Oh, Japan. It may be a relatively small island, but one with a massive appeal – from its entertainment and tourism to its technology, Japan can’t seem to be pushed out of the spotlight in just about any industry. And of course, it manages to always stay relevant with its reputation for being a bit…weird.
This new hotel idea is certainly not an exception. But for a price like that, you have to admit almost anything is worth considering, right?
Let’s just cut to the chase. There’s a small family-run home accommodation business – what the Japanese traditionally call a ryokan – which is offering a room for just $1 a night, on one condition: a camera is installed in the room which remains on and active 24/7, and you agree to be filmed and have your activity during your stay live-streamed.
Okay, yes, there are many things that plenty (if not the majority) of people would not be okay with in this situation. But to cushion the awkwardness just a little bit, anyone going there is already aware of the camera and has agreed to it, which gives them a chance to act accordingly and have some control over what the camera sees and doesn’t see. The camera itself doesn’t have any view into the bathroom, as well – in fact, its focus is on the bed with the intention of showing what people look like when they sleep.
You have to admit, you’re a little curious, right?
Let’s examine this situation from another angle. It’s weird – no arguments here. But the family running the Asahi Ryokan in the Japanese city of Fukuoka were looking for ways to grow business, and they came up with a unique and, for all intents and purposes, harmless idea. So why shouldn’t they – and if someone wants to travel on a budget who isn’t worried about their sleeping face being viewable on YouTube, they might as well take the deal.

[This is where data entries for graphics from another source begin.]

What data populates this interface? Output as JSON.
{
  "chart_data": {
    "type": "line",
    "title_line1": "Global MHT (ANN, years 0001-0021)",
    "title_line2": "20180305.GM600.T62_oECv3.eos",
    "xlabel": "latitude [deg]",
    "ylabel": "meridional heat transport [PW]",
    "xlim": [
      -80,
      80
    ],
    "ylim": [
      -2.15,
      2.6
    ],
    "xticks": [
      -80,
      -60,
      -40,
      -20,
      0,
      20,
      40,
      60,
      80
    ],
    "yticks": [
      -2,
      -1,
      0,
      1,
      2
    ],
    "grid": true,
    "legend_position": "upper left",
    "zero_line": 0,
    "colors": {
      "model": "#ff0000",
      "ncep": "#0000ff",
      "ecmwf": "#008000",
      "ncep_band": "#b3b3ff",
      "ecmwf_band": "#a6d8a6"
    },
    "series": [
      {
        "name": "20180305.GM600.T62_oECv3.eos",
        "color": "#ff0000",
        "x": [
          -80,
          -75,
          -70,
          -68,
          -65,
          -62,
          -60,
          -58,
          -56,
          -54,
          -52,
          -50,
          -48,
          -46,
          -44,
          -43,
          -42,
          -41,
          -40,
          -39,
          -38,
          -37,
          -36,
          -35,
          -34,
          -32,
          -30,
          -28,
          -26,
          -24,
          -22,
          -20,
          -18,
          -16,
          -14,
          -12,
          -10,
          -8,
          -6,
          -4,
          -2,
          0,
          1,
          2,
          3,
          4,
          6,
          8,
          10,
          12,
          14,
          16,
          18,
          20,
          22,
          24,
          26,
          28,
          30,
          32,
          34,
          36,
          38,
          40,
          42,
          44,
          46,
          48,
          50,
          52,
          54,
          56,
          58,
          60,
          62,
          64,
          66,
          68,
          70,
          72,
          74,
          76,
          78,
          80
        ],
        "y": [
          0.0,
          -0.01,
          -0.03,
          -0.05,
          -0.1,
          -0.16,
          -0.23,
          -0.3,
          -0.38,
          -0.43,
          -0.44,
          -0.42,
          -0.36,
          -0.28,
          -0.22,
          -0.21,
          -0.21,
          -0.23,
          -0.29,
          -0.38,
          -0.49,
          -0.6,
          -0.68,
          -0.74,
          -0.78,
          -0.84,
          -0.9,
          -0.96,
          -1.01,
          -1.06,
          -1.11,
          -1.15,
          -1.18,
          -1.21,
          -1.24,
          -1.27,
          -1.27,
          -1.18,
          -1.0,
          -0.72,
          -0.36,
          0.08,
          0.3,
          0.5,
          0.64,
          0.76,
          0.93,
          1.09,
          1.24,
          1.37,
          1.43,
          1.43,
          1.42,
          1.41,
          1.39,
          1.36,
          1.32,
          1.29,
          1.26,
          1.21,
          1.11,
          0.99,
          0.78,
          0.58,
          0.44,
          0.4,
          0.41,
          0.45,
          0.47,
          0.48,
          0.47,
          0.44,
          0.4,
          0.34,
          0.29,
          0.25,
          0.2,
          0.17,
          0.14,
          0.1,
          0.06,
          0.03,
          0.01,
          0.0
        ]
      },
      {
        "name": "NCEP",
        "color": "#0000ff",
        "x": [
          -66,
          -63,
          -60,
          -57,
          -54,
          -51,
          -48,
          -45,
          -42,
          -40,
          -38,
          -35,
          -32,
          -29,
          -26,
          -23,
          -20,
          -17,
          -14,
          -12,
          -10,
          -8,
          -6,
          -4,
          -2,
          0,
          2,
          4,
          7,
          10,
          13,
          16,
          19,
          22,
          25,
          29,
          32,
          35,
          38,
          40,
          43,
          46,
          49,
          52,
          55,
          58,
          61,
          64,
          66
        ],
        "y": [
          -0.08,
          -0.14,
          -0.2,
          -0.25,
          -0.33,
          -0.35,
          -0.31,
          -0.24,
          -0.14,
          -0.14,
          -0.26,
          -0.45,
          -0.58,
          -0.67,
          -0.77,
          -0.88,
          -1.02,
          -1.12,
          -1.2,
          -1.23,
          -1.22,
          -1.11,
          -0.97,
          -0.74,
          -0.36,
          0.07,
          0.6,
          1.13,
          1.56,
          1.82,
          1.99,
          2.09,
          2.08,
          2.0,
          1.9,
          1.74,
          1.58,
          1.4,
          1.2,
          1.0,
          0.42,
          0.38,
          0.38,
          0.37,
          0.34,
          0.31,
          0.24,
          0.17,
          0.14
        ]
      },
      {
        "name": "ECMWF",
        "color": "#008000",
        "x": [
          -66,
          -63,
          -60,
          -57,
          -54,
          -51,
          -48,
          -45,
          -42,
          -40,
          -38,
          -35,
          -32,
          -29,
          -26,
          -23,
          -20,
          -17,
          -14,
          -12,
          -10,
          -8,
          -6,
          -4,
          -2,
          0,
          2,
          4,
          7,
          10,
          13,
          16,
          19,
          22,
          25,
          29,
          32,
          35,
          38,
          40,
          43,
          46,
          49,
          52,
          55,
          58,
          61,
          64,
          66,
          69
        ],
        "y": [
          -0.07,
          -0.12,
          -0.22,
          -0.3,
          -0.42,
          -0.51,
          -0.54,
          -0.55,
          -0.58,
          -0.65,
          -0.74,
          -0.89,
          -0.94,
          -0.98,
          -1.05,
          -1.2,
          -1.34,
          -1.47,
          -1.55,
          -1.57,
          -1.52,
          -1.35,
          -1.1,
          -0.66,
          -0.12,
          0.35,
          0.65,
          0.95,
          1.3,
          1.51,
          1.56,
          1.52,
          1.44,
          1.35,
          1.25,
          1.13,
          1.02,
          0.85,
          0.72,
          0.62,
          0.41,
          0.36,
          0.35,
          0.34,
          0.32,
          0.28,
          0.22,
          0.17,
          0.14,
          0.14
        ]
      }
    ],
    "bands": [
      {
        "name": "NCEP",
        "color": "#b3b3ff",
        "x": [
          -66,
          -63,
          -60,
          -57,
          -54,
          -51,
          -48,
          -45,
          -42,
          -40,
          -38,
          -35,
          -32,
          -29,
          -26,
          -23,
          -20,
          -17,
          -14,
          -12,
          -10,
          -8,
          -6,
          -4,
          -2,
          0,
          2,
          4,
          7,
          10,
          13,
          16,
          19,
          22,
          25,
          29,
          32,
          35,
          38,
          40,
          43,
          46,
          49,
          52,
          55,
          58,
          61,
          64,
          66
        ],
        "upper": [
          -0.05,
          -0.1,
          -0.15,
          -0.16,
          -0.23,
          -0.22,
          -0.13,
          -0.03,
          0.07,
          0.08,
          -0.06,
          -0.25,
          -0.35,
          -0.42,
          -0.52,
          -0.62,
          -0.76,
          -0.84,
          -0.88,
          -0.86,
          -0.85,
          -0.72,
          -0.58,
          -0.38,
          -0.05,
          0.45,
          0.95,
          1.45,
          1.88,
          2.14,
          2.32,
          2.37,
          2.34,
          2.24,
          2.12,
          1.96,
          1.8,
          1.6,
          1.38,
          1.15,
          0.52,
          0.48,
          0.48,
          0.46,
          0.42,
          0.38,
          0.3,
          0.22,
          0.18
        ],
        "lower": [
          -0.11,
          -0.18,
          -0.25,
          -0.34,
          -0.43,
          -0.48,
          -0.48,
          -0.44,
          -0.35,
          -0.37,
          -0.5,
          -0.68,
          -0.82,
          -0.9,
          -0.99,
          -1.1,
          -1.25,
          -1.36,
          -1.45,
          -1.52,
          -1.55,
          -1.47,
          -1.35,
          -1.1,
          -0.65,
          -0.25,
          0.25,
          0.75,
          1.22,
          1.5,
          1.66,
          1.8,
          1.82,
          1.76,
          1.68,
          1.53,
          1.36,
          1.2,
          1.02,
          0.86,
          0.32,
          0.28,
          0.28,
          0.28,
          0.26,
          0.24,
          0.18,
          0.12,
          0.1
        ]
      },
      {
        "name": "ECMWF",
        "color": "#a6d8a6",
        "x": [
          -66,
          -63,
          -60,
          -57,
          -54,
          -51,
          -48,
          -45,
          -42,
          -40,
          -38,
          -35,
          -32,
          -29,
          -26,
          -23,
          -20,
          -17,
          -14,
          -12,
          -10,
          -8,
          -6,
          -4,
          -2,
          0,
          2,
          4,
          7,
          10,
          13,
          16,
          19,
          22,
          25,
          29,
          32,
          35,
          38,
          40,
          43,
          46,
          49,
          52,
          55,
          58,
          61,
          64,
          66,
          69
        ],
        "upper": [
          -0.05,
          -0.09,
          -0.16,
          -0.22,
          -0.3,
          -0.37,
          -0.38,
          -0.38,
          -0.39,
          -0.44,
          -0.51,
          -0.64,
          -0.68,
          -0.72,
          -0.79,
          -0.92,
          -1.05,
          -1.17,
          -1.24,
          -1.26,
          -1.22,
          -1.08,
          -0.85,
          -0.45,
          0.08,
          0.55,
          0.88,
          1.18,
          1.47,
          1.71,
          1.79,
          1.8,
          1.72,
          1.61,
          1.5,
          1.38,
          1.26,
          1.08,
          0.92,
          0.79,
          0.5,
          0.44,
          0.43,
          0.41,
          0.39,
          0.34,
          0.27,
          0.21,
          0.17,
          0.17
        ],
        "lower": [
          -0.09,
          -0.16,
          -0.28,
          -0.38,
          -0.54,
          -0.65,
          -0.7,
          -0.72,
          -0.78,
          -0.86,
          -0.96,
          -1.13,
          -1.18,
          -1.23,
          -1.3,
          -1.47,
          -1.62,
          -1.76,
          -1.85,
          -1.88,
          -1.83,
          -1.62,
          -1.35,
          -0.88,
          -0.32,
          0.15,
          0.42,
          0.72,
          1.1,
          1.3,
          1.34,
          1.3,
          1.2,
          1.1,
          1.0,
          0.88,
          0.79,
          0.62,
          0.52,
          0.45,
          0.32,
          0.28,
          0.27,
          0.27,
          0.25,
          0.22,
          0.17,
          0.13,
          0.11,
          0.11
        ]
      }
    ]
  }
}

Of course, there’s more to the story. As it turns out, the family business has been struggling for years, and it was their younger son who realized he would need to come up with new incentives to bring visitors back to their ryokan. The idea came from a British guest who livestreamed his own stay there, with lots of success.
The ryokan is still owned by his grandmother, and her grandson in charge of running the hotel hopes that this can help her business.